Uno di loro era armato di pistola. I rapinatori, con modi molto sbrigativi, gli hanno intimato di aprire la cassaforte. Ma il 47enne ha vinto la sorpresa iniziale e ha sfoderato, come si suol dire, gli artigli. Piuttosto che cedere, si è avventato contro di loro. Non se l’aspettavano, forse. Il malvivente armato l’ha così colpito più volte con il calcio della pistola sulla testa. Ma alla fine, i due hanno deciso di darsi alla fuga. A mani vuote.

La vittima ha poi chiesto soccorso. Sul posto sono arrivati gli operatori del 118, che hanno portato l’uomo in ospedale, al “Vito Fazzi” di Lecce, dov’è stato visitato dai sanitari. Nel frattempo, si sono messi in moto i carabinieri del Norm di Campi Salentina e della stazione di Carmiano. In casa hanno trovato e sequestrato due fascette stringi-cavo e un rotolo di nastro adesivo. Abbandonati dai malviventi che non sono riusciti a usarli per immobilizzare il 47enne. Sono state disposte le ricerche, ma non hanno portato esito.

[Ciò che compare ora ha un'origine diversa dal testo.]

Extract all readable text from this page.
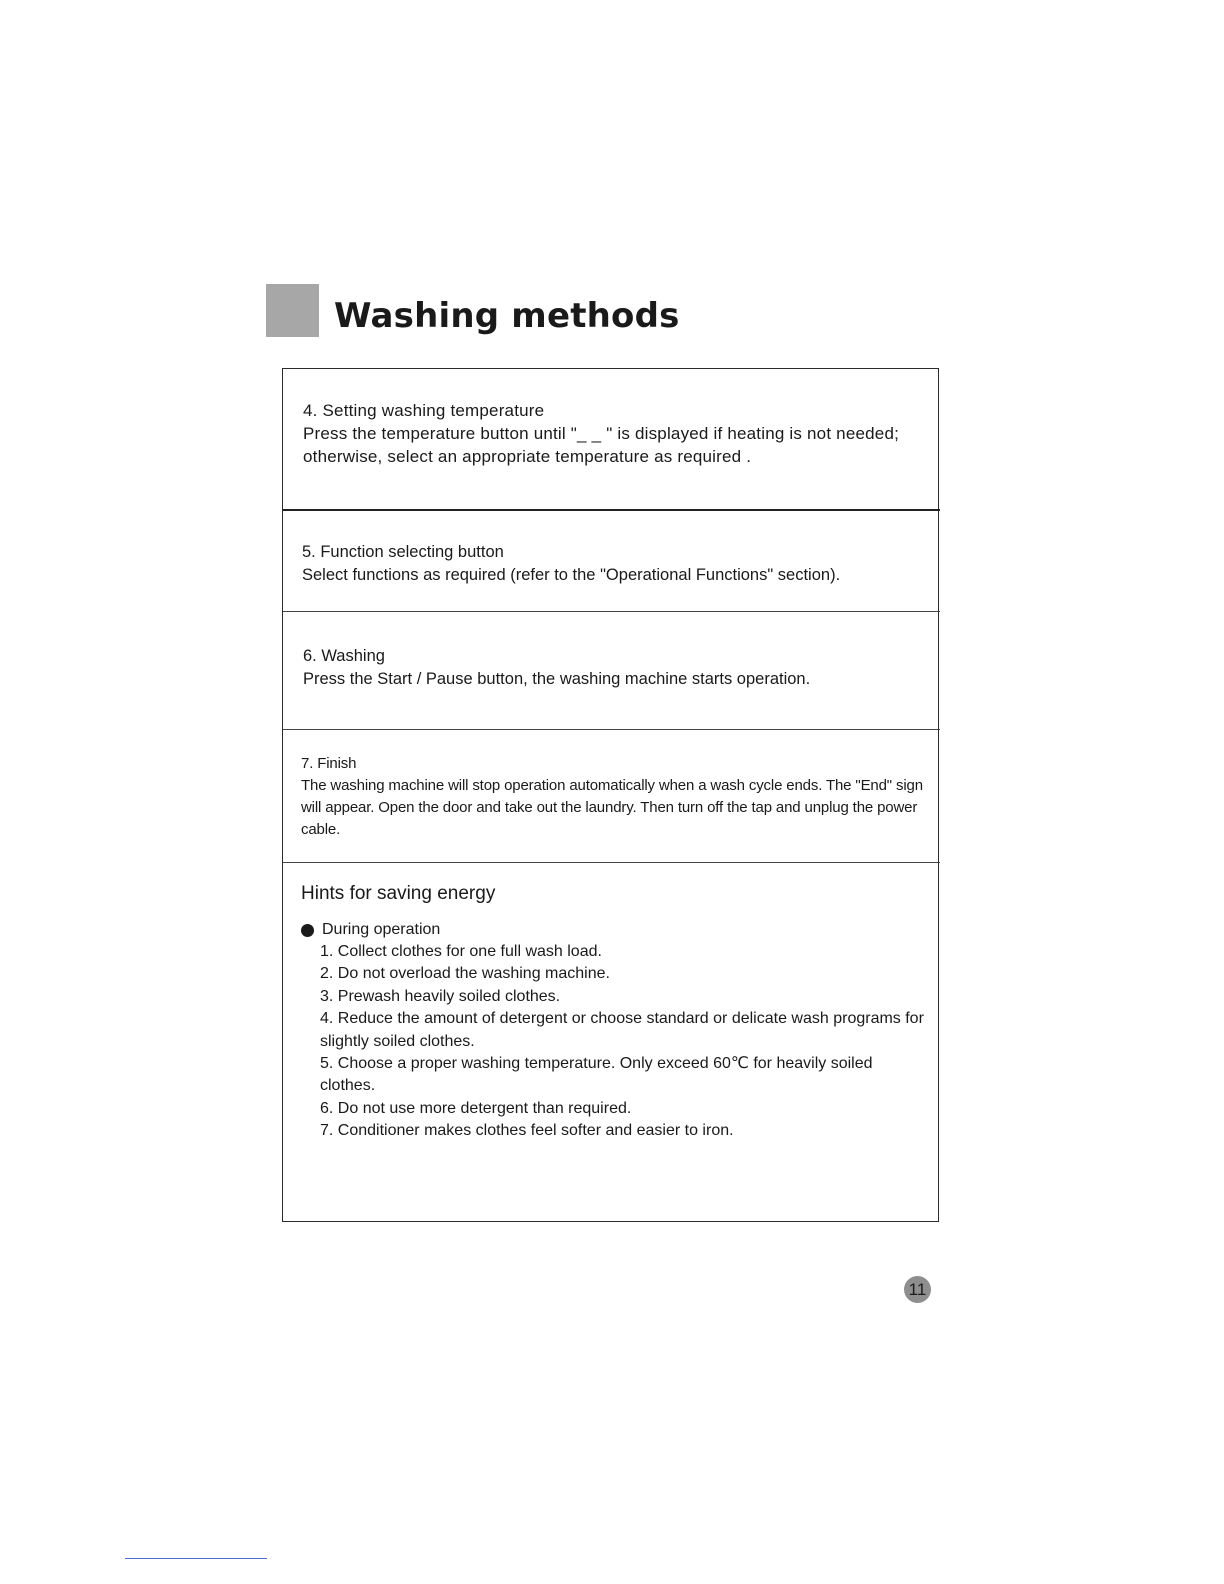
Washing methods

4. Setting washing temperature

Press the temperature button until "_ _ " is displayed if heating is not needed; otherwise, select an appropriate temperature as required .

5. Function selecting button

Select functions as required (refer to the "Operational Functions" section).

6. Washing

Press the Start / Pause button, the washing machine starts operation.

7. Finish

The washing machine will stop operation automatically when a wash cycle ends. The "End" sign will appear. Open the door and take out the laundry. Then turn off the tap and unplug the power cable.

Hints for saving energy

During operation

1. Collect clothes for one full wash load.
2. Do not overload the washing machine.
3. Prewash heavily soiled clothes.
4. Reduce the amount of detergent or choose standard or delicate wash programs for slightly soiled clothes.
5. Choose a proper washing temperature. Only exceed 60℃ for heavily soiled clothes.
6. Do not use more detergent than required.
7. Conditioner makes clothes feel softer and easier to iron.
11
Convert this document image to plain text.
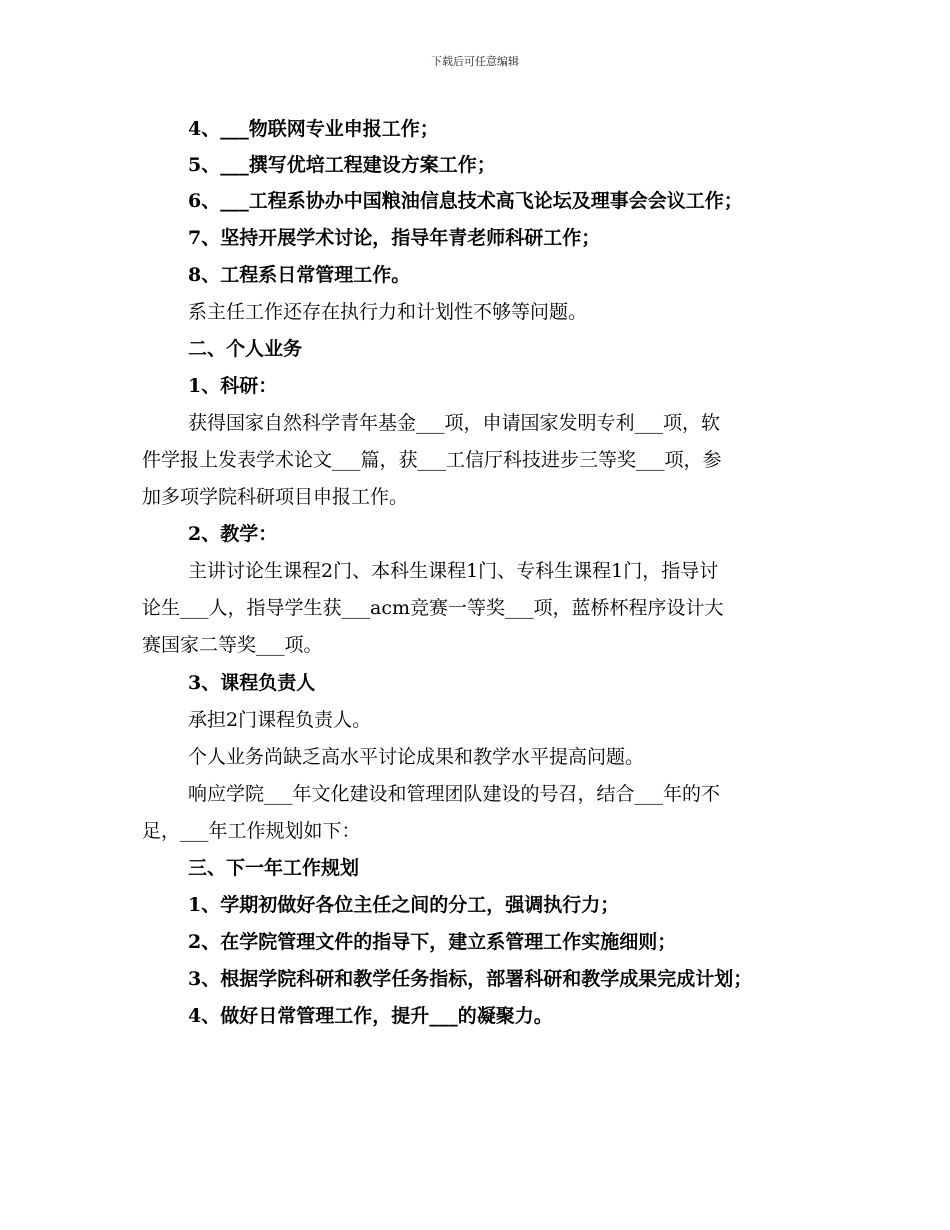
下载后可任意编辑
4、___物联网专业申报工作；
5、___撰写优培工程建设方案工作；
6、___工程系协办中国粮油信息技术高飞论坛及理事会会议工作；
7、坚持开展学术讨论，指导年青老师科研工作；
8、工程系日常管理工作。
系主任工作还存在执行力和计划性不够等问题。
二、个人业务
1、科研：
获得国家自然科学青年基金___项，申请国家发明专利___项，软
件学报上发表学术论文___篇，获___工信厅科技进步三等奖___项，参
加多项学院科研项目申报工作。
2、教学：
主讲讨论生课程2门、本科生课程1门、专科生课程1门，指导讨
论生___人，指导学生获___acm竞赛一等奖___项，蓝桥杯程序设计大
赛国家二等奖___项。
3、课程负责人
承担2门课程负责人。
个人业务尚缺乏高水平讨论成果和教学水平提高问题。
响应学院___年文化建设和管理团队建设的号召，结合___年的不
足，___年工作规划如下：
三、下一年工作规划
1、学期初做好各位主任之间的分工，强调执行力；
2、在学院管理文件的指导下，建立系管理工作实施细则；
3、根据学院科研和教学任务指标，部署科研和教学成果完成计划；
4、做好日常管理工作，提升___的凝聚力。
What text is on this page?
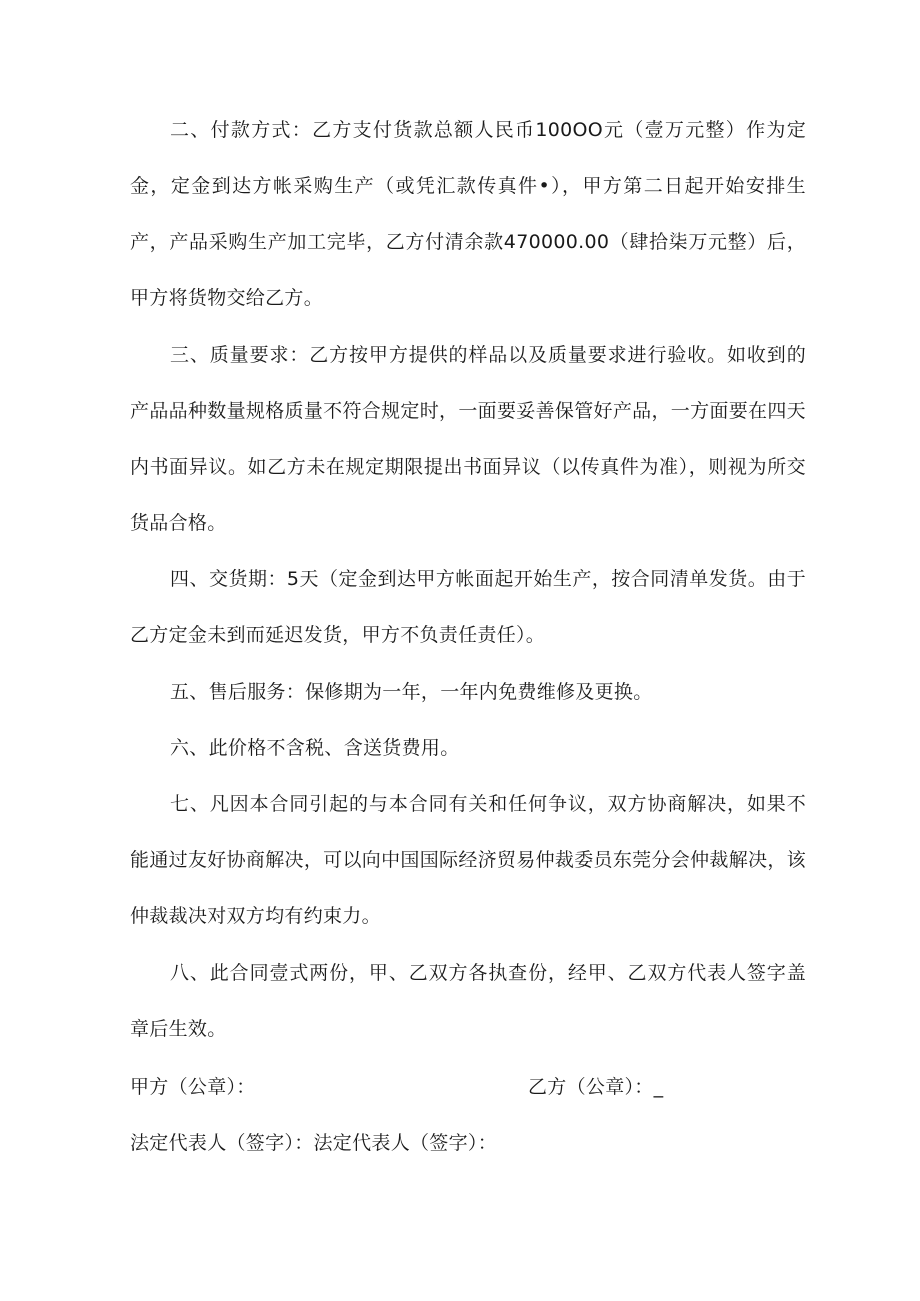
二、付款方式：乙方支付货款总额人民币100OO元（壹万元整）作为定金，定金到达方帐采购生产（或凭汇款传真件•），甲方第二日起开始安排生产，产品采购生产加工完毕，乙方付清余款470000.00（肆拾柒万元整）后，甲方将货物交给乙方。

三、质量要求：乙方按甲方提供的样品以及质量要求进行验收。如收到的产品品种数量规格质量不符合规定时，一面要妥善保管好产品，一方面要在四天内书面异议。如乙方未在规定期限提出书面异议（以传真件为准），则视为所交货品合格。

四、交货期：5天（定金到达甲方帐面起开始生产，按合同清单发货。由于乙方定金未到而延迟发货，甲方不负责任责任）。

五、售后服务：保修期为一年，一年内免费维修及更换。

六、此价格不含税、含送货费用。

七、凡因本合同引起的与本合同有关和任何争议，双方协商解决，如果不能通过友好协商解决，可以向中国国际经济贸易仲裁委员东莞分会仲裁解决，该仲裁裁决对双方均有约束力。

八、此合同壹式两份，甲、乙双方各执查份，经甲、乙双方代表人签字盖章后生效。

甲方（公章）：	乙方（公章）：_
法定代表人（签字）：法定代表人（签字）：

La vicenda di questa notte presenta alcune analogie con quanto avvenuto poco prima dell’alba di tre giorni addietro a Trepuzzi, quando tre malviventi sono piombati in casa di una coppia di anziani. Avevano calzemaglie sui volti e anche in quel caso volevano aprire una cassaforte. Anche se, in quel caso, non hanno usato violenza, a parte strappare una catenina d’oro dal collo della donna. Che fossero gli stessi soggetti? Anche se questa notte si sono presentati con un armamentario più vasto, comprendente nastro e fascette, di certo non l’hanno spuntata. Ma la tensione per questi episodi, a breve distanza di tempo, nel nord Salento, destano molta inquietudine.